Él buscó los mejores especialistas, e incluso contrató a un grupo de enfermeras para que estuvieran pendientes de ella las veinticuatro horas. Sus viajes a veces les hacían separarse demasiado tiempo. Y él, sintiéndose un tanto culpable, no quería dejarla sola.
En uno de esos viajes por tierras remotas, donde las carreteras son imprevisibles, su todoterreno sufrió un accidente en extrañas circunstancias. Quizás fue un robo, quizás un sabotaje.
A España las noticias tardaron en llegar. Ella sospechó que algo ocurría cuando dejó de recibir sus cartas. Intentó contactar con empresarios del círculo de su marido. Pero ninguno le dio importancia. En países del tercer mundo pasan estas cosas, dijeron.
Ella sabía que algo le había sucedido.
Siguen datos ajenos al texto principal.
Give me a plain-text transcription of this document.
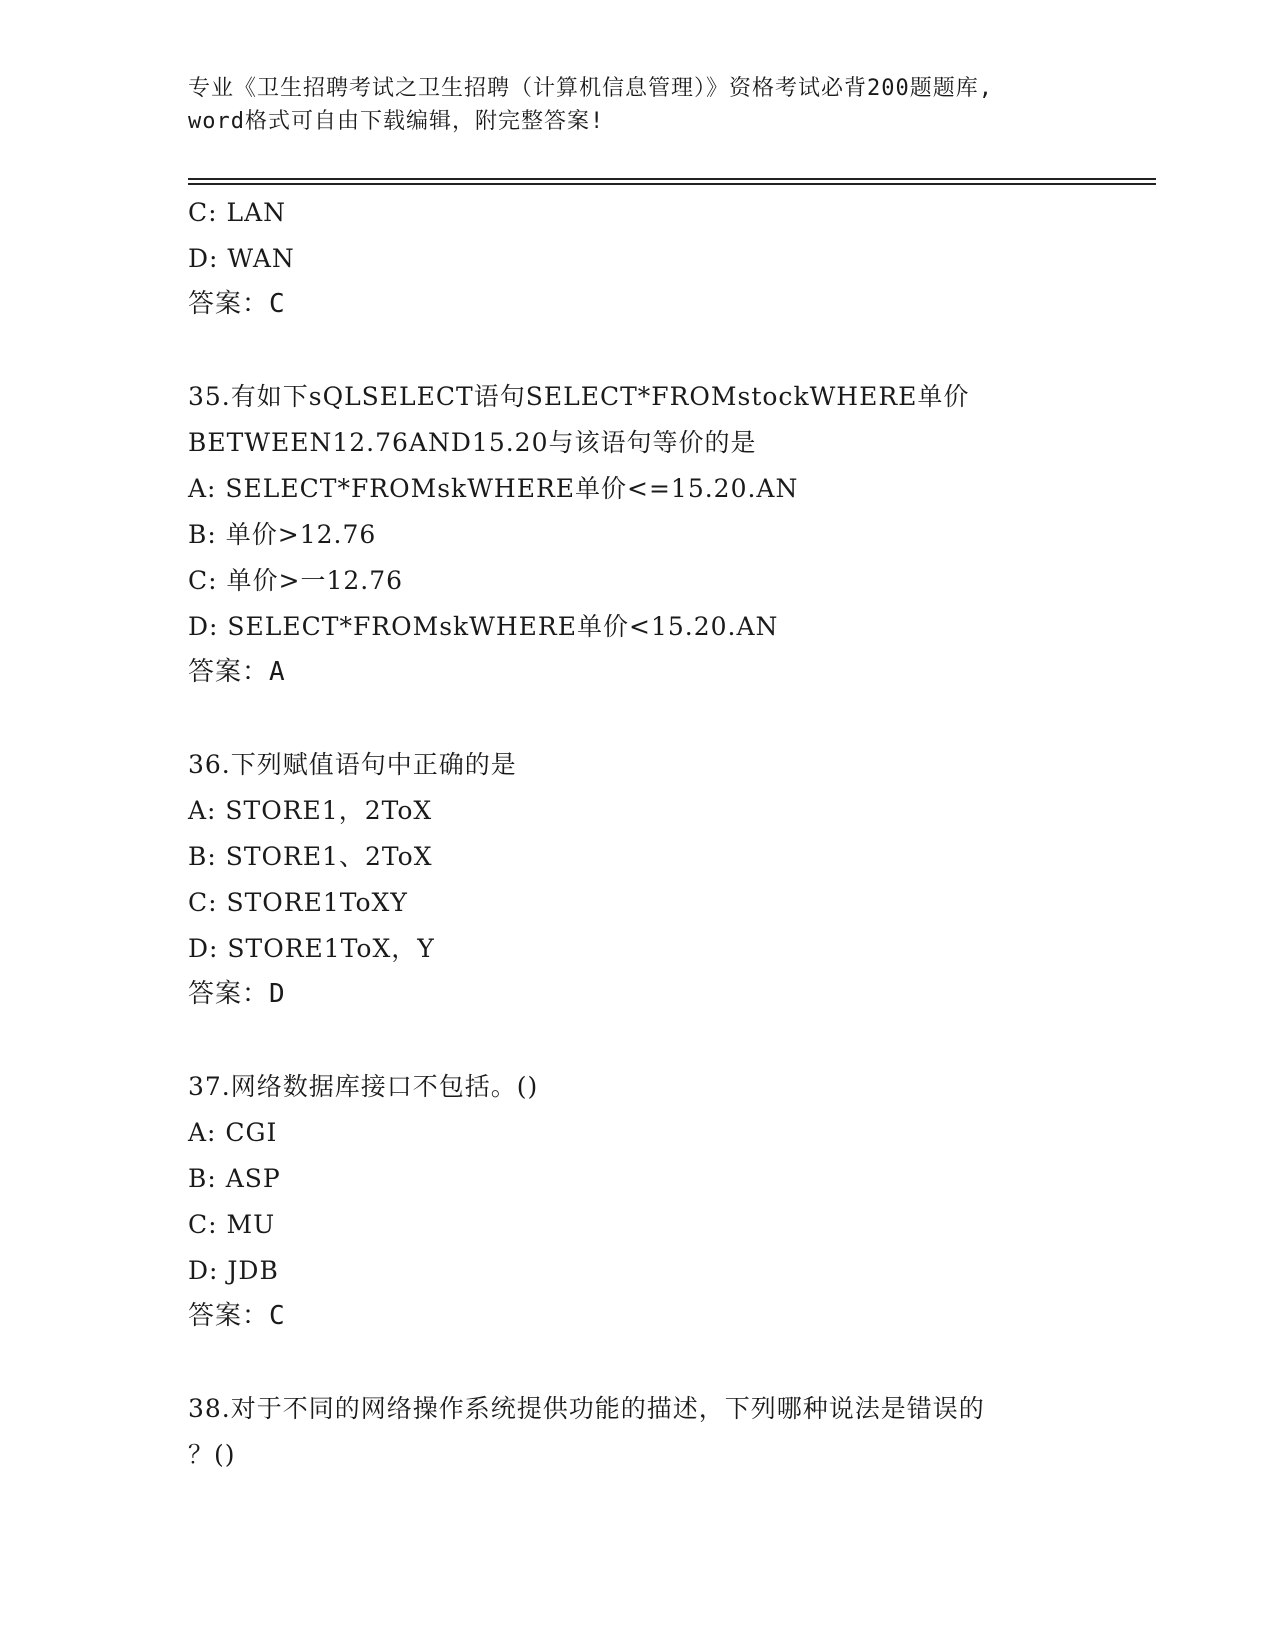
专业《卫生招聘考试之卫生招聘（计算机信息管理）》资格考试必背200题题库,
word格式可自由下载编辑，附完整答案!
C: LAN
D: WAN
答案：C
35.有如下sQLSELECT语句SELECT*FROMstockWHERE单价
BETWEEN12.76AND15.20与该语句等价的是
A: SELECT*FROMskWHERE单价<=15.20.AN
B: 单价>12.76
C: 单价>一12.76
D: SELECT*FROMskWHERE单价<15.20.AN
答案：A
36.下列赋值语句中正确的是
A: STORE1，2ToX
B: STORE1、2ToX
C: STORE1ToXY
D: STORE1ToX，Y
答案：D
37.网络数据库接口不包括。()
A: CGI
B: ASP
C: MU
D: JDB
答案：C
38.对于不同的网络操作系统提供功能的描述，下列哪种说法是错误的
？()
Y en su obsesión empezó a salir a solas a la calle, despeinada, a medio vestir, esquivando a sus cuidadoras. Una vez se la encontraron llorando en un parque, hablando sola. La ingresaron en un psiquiátrico por prevención. Ella seguía con su idea de que algo le había ocurrido a su marido.
Hasta que finalmente un comunicado de la Embajada le dio la razón. Él había fallecido en el accidente. Su cuerpo fue repatriado y ella asistió a su funeral, digno de un Jefe de Estado.
Pero ella ya no era ella. El golpe fue tal que su belleza y su energía se evaporaron de la noche a la mañana. Sus problemas de salud se resintieron y decidió retirarse de la vida pública y vivir de manera austera, donando más de la mitad de su fortuna a ONGs dedicadas a la protección de gatos y otras mascotas.
La Viuda de España llenó cientos de páginas de revistas y horas de televisión con declaraciones de amigos, conocidos, supuestos antiguos amantes y esposas despechadas. Hasta que una nueva Princesa del Pueblo llegó para reinar en los corazones de los espectadores.
Si alguien pregunta por ella hoy día nadie sabrá responder quién fue.